On the fourth day of the Russian invasion of Ukraine, residents of the capital of attempted to stock up on food ahead of the curfew imposed on the city. But many store shelves were already empty, with supplies unable to reach local supermarkets.
"I've never seen such long lines," said one resident of the city on Friday. But even those who managed to enter the shop found there was little left to buy.
"The woman in line before me took the last two remaining lemons," the woman said. "I grabbed the last pack of noodles, yeast to bake bread and some candy," she said, adding that despite the long line, people exhibited "exemplary" behavior. "People helped each other, letting the elderly in first."

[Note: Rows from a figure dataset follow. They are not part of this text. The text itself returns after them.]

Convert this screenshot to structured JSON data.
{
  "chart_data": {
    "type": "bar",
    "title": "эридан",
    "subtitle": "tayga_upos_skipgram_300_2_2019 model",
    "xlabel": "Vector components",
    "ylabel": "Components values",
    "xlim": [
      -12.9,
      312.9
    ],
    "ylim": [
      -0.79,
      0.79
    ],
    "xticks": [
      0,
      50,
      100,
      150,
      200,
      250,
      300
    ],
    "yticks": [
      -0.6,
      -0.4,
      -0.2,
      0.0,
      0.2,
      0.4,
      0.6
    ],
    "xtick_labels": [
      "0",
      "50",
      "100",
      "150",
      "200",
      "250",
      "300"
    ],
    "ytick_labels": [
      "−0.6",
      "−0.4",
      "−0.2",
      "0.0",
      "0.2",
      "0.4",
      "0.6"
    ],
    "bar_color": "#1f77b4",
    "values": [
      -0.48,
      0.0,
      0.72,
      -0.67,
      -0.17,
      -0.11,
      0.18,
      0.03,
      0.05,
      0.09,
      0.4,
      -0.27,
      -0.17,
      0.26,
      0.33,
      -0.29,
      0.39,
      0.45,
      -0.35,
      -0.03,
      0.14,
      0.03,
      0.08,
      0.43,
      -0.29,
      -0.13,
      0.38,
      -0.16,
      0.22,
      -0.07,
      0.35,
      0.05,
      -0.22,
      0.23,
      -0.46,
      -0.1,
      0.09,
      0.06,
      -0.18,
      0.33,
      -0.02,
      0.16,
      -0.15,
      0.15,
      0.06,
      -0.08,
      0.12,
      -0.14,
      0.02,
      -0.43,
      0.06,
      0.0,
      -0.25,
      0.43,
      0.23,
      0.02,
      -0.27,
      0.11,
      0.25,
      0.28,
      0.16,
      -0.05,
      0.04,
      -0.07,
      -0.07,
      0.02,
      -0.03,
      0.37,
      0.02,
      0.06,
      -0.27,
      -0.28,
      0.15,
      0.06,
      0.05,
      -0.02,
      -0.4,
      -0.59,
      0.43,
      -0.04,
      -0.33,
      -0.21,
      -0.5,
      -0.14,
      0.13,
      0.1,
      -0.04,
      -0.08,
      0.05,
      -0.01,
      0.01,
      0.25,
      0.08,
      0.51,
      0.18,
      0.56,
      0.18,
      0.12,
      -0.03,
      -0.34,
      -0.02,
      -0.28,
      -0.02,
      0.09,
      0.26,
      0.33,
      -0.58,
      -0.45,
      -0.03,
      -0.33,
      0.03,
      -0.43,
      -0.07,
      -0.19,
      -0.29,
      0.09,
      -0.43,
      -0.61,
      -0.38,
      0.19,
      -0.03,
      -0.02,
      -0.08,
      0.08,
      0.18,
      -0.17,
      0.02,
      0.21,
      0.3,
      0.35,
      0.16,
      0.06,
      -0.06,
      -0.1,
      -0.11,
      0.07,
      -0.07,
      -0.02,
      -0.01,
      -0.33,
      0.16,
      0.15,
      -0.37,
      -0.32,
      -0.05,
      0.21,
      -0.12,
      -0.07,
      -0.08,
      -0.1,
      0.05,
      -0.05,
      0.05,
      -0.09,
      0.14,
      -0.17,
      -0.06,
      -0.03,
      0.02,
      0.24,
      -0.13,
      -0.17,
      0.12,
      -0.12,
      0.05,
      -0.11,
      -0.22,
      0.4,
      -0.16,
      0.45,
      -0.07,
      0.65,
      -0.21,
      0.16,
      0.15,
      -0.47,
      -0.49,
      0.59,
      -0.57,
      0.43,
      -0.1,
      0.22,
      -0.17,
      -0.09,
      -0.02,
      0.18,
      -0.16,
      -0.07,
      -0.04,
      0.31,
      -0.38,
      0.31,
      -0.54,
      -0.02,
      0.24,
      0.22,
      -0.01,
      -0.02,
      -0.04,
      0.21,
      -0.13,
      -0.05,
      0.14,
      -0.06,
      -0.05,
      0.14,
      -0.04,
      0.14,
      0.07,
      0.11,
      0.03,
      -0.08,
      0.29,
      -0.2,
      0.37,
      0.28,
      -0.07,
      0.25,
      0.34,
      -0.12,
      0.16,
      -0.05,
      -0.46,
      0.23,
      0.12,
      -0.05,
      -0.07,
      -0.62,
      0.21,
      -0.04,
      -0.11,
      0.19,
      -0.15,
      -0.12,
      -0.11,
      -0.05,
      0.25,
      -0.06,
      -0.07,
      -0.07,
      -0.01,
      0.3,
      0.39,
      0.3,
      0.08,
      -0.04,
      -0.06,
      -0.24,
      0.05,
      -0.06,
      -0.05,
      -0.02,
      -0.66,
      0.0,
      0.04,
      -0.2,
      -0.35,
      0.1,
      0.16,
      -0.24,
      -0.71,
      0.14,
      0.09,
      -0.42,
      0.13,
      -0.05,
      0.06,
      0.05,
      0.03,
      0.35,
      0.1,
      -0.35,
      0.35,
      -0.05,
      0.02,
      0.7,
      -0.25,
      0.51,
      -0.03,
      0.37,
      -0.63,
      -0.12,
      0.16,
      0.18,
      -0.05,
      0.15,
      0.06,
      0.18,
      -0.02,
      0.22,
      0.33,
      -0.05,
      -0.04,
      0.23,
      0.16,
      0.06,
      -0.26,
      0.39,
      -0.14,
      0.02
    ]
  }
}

Among NGO's tying to help is Israel's Yad Ezer food charity from Haifa, which sent Israeli volunteers to join local Jews and distribute food not only to the Jewish community, but also to other displaced Ukrainians.
"We sent a truck full of food from Odessa and are distributing food in Lviv, Kyiv and elsewhere," CEO Shimon Sabag said.
"We have a Magen David marking on our vehicles and are interviewing in local and international media outlets so that Jews in the world see what we are doing and can donate to help us.
"It is hard to see hungry children," he said. "These are tragic times and I am worried about the humanitarian cost to innocent civilians. Russia could bring chaos to all of Europe and I want to show solidarity with the Jews of Ukraine," he said.
"This is an opportunity for Israelis to show solidarity."